Because amazing, hard-working, best-friends-forever
acetylcholine doesn’t just activate muscles. In the brain, the chemical moves,
flows, quantumly entangles throughout the neural networks, specifically related
to how we remember, pay attention, and make decisions. Those activities require
a certain single-mindedness. They require suppressing other cortical activity,
turning down the volume, in which acetylcholine has a crucial role. The absence
of acetylcholine means you are being flooded instead with sensory and mental
noise: memories, fantasies, subconscious images, unconscious images, and real
life, too: information cross-wired, startling, leaping, pouncing, jumping,
speeding through the tunnel of language, the dirt of words, lost in the
silvery-buttery moonlight with a bright red scorpion like a Chinese dragon and
a great stinging tail…
Unsurprisingly, people have long used datura as a
source of visions and shamanic travel.
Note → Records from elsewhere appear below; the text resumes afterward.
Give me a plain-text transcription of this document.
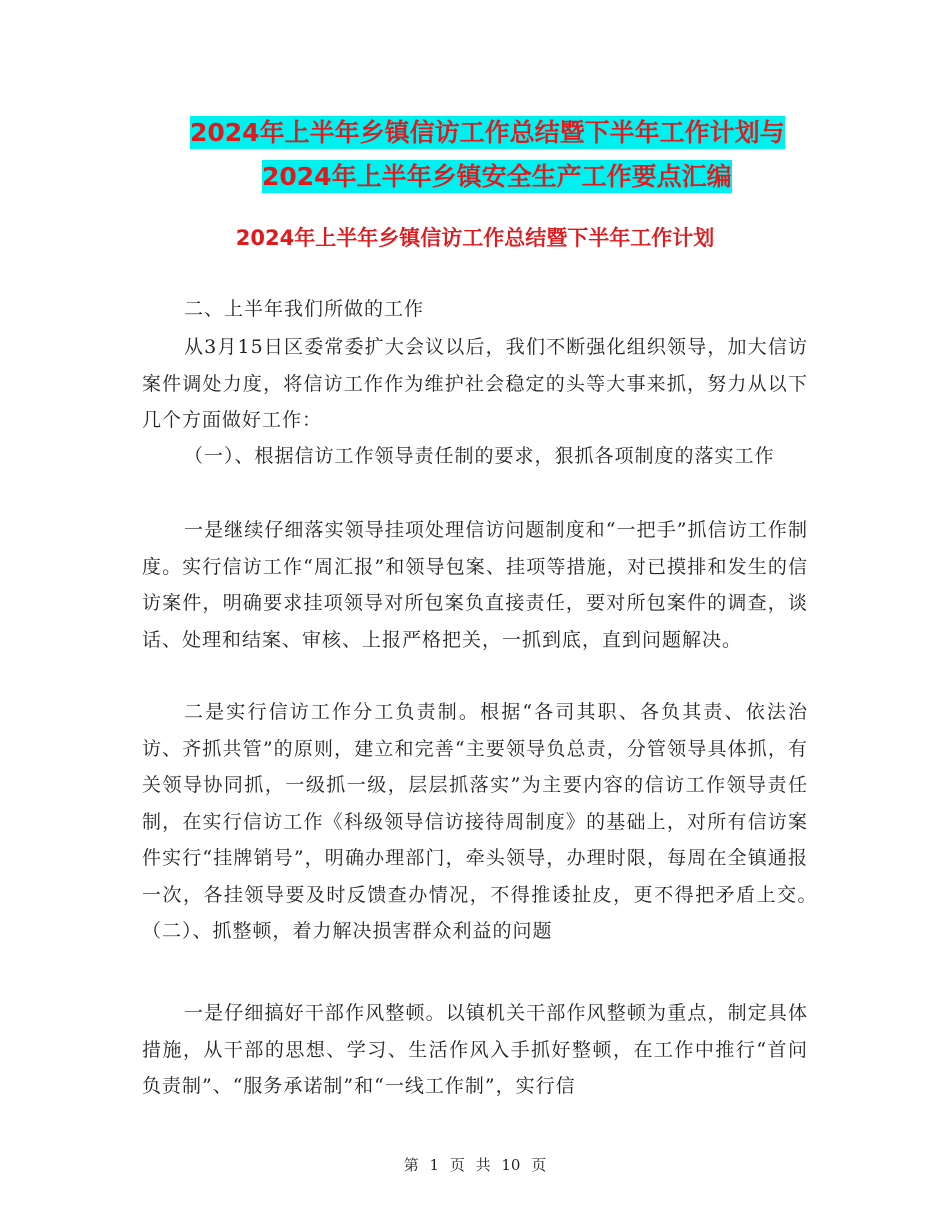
2024年上半年乡镇信访工作总结暨下半年工作计划与
2024年上半年乡镇安全生产工作要点汇编
2024年上半年乡镇信访工作总结暨下半年工作计划
二、上半年我们所做的工作
从3月15日区委常委扩大会议以后，我们不断强化组织领导，加大信访案件调处力度，将信访工作作为维护社会稳定的头等大事来抓，努力从以下几个方面做好工作：
（一）、根据信访工作领导责任制的要求，狠抓各项制度的落实工作
一是继续仔细落实领导挂项处理信访问题制度和“一把手”抓信访工作制度。实行信访工作“周汇报”和领导包案、挂项等措施，对已摸排和发生的信访案件，明确要求挂项领导对所包案负直接责任，要对所包案件的调查，谈话、处理和结案、审核、上报严格把关，一抓到底，直到问题解决。
二是实行信访工作分工负责制。根据“各司其职、各负其责、依法治访、齐抓共管”的原则，建立和完善“主要领导负总责，分管领导具体抓，有关领导协同抓，一级抓一级，层层抓落实”为主要内容的信访工作领导责任制，在实行信访工作《科级领导信访接待周制度》的基础上，对所有信访案件实行“挂牌销号”，明确办理部门，牵头领导，办理时限，每周在全镇通报一次，各挂领导要及时反馈查办情况，不得推诿扯皮，更不得把矛盾上交。　　　　　（二）、抓整顿，着力解决损害群众利益的问题
一是仔细搞好干部作风整顿。以镇机关干部作风整顿为重点，制定具体措施，从干部的思想、学习、生活作风入手抓好整顿，在工作中推行“首问负责制”、“服务承诺制”和“一线工作制”，实行信
第 1 页 共 10 页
Since the genus of datura can be found
throughout the temperate and tropical world, the list of cultures flying to the
moon on datura is a long one. For millennia, and for many of us, datura has
been a spirit helper. Datura teaches. Datura lets us see the dead. Datura makes
us lucky in gambling or finds a lost item or protects us from evil. Datura can
heal us physically as well, curing a range of ills from asthma to skin rash.
Certain kinds
of hallucinations seem specific to the suppression of acetylcholine. Often you
see and hear people who are not there but uppermost in your thoughts. In parts
of Mexico, the plant is called “husband-corrector,” and a woman suspecting that
her husband has a mistress will sprinkle datura into his meal and observe who
appears in the resulting delirium. If the wife is angry enough, she will
sprinkle a lot of datura.
In summer and fall, my heart always lifts at the
sight of these extravagant flowers. I think this actually happens: something in
my chest moves. On its part, jimsonweed is clearly relational. Jimsonweed wants
to be seen, admired, adored. Jimsonweed has something to say to me, and if that
is my unconscious talking, then why not listen?
* * * *
David Quammen’s
essay can still be found on the internet although I barely have the attention
span to finish it now. For that I blame the internet and perhaps aging, too,
perhaps a lack of acetylcholine, something about protein receptors, something
about sodium ions.
I’m
sixty-two years old now, extinction around the next big corner. Everything is so
much more and so much less than what I thought it would be when I was a child. Slowly
I am learning to love my flawed and doomed life, my very own life, which is
full of miracles every nanosecond of the day. Slowing I am learning to love
this planet threaded, woven, stitched with our stories, this wilderness of mourning
dove and coyote, this rolling wilderness outside and inside, the wild
landscapes of the body. This planet of weeds, this drumbeat of mystery, this
radiance in the darkness. This planet that is so much a part of me that I
cannot really tell you where it ends and where I begin.